Elise nodded. "So that spell you cast to make the broom go faster..."

"Was a memorized spell, yeah. Once she uses 'em though, they're gone until she has time to recover. I've never managed to cast more than three spells a day without rest. It's just too hard."

"You mean spells are like math problems?" Elise couldn't resist a small laugh. "Math problems so confounding that when you finish a few you have to rest before attempting more?"

"I call 'em maths, but only cos those the closest words human have. The maths got a mystic element, too, which to those who don't conceive the world on a higher plane can't hope to comprehend. For a human, it's like tryin' ta understand God."

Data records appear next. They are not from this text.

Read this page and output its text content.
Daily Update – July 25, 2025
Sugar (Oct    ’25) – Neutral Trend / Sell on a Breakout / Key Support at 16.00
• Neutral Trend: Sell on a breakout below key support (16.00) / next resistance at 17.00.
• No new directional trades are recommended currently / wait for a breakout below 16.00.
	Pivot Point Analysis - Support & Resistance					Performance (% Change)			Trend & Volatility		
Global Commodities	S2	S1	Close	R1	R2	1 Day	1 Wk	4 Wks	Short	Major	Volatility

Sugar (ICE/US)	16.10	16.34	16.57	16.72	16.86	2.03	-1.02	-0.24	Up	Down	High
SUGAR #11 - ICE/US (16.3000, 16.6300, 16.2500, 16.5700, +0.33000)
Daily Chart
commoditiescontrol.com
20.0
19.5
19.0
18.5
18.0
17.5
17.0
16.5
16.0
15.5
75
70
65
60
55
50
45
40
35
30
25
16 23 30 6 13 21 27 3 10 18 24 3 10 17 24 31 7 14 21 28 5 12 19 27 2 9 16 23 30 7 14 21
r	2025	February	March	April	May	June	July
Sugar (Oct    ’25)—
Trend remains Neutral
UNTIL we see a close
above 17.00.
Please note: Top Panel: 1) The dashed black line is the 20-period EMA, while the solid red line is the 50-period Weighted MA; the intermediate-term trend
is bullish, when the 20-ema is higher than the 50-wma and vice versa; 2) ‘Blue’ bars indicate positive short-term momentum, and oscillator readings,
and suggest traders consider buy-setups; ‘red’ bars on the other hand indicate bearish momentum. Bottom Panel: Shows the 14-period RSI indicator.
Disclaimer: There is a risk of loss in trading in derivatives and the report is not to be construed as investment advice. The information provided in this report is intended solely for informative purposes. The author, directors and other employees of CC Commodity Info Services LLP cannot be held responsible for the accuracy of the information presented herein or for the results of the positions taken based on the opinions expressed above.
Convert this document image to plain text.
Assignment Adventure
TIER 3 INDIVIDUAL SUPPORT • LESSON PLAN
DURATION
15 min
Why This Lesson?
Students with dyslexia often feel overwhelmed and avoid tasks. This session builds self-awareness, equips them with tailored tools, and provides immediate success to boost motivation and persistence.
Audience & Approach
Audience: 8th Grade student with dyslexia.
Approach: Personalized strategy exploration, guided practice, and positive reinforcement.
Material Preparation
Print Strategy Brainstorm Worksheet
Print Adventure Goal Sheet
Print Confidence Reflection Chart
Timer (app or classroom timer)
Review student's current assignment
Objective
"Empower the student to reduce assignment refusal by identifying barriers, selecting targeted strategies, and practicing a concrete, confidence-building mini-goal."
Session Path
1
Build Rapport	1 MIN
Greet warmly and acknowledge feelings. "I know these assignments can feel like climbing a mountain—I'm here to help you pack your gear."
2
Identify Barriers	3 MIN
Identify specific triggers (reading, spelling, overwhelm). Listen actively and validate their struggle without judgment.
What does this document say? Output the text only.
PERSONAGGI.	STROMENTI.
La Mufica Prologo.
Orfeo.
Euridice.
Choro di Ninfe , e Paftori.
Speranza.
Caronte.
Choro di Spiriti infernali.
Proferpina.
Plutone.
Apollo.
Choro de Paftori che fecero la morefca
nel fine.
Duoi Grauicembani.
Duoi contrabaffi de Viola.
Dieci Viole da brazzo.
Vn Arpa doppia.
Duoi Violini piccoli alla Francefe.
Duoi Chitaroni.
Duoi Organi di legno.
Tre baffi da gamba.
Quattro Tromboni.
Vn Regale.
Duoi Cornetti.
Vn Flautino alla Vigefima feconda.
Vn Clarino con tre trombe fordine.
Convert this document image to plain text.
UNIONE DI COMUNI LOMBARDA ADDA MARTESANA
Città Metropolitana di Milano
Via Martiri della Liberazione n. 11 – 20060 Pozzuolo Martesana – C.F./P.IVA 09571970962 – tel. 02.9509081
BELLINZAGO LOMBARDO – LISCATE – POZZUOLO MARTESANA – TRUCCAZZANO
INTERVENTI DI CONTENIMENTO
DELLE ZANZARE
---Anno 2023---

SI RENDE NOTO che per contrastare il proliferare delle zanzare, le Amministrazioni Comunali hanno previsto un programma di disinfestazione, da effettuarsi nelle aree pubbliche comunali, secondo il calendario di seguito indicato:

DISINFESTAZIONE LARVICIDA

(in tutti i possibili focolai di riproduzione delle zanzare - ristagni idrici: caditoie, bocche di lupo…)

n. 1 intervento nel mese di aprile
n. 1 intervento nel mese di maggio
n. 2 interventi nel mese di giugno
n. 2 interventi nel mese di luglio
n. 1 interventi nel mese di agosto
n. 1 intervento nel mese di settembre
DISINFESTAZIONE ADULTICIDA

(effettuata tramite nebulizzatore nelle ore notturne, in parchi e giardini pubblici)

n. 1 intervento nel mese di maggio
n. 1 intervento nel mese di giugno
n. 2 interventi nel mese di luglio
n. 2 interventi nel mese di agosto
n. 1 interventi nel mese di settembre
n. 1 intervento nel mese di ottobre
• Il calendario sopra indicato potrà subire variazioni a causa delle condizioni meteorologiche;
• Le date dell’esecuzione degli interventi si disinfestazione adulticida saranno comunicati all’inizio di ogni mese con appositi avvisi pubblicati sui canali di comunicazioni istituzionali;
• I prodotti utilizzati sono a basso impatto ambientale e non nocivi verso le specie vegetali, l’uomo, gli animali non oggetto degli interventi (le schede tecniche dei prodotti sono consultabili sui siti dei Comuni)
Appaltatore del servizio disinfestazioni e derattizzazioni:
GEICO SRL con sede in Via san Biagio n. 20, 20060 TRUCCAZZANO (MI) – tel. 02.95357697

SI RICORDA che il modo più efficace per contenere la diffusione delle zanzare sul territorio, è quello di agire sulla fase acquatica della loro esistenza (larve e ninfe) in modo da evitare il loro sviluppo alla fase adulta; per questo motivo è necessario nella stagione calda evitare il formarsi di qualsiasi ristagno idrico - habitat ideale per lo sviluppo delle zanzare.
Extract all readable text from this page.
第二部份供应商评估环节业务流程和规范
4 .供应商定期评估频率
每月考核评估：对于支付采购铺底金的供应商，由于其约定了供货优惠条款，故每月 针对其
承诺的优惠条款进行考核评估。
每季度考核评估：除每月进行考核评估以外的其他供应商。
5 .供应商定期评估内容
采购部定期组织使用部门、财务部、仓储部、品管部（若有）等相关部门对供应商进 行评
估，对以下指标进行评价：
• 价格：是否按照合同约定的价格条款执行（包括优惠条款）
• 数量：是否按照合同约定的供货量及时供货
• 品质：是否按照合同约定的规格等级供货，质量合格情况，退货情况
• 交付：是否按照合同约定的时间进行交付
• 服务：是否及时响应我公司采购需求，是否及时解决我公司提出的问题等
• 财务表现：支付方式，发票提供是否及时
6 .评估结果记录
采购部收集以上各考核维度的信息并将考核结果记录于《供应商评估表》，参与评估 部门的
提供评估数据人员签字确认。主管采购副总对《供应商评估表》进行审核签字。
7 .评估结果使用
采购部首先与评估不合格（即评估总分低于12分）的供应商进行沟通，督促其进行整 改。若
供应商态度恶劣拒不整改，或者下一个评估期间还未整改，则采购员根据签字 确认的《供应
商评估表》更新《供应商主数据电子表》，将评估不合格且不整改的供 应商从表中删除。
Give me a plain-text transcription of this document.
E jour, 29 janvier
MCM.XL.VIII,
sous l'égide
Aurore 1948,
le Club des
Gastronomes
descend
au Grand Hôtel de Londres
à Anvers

Elise snorted, unimpressed—or at least not betraying anything to the contrary. If she and Dorothy were going to be friends, and it seemed they should be considering their predicament, Dorothy would have to stop acting like a super being in a land of mere mortals.

The words of the man in black rose to Elise's mind...

"For a 'god', you certainly don't speak particularly good Wysterian," Elise scoffed as she got up. "The word 'trying' has a 'G', you know, as do all other words ending in 'I N G'!"

Obviously Dorothy had offended Elise, and although she had basically done it on purpose, Dorothy didn't know why she had done it on purpose. "What's that you got?" she asked more conversationally, perhaps to diffuse the situation.

With a curt glance over her shoulder, Elise saw the witch referred to the lavender stone on the ground.

"Oh, you know, just something I came across," said the girl. "Using your superior mind why don't you—brain scan it or something?"

A hateful presence yawned within the witch. Shutting her book with a great thump, she stood up and strode toward the stone. Elise wisely didn't get in her way.

"It's a moonstone," Dorothy said examining it.

"What's a moonstone?" A curious girl, Elise couldn't help but ask.

Dorothy didn't remove the stinger-like golden bangs that had fallen into her eyes. With dexterous fingers she turned the shard end over end, then clenched it tight.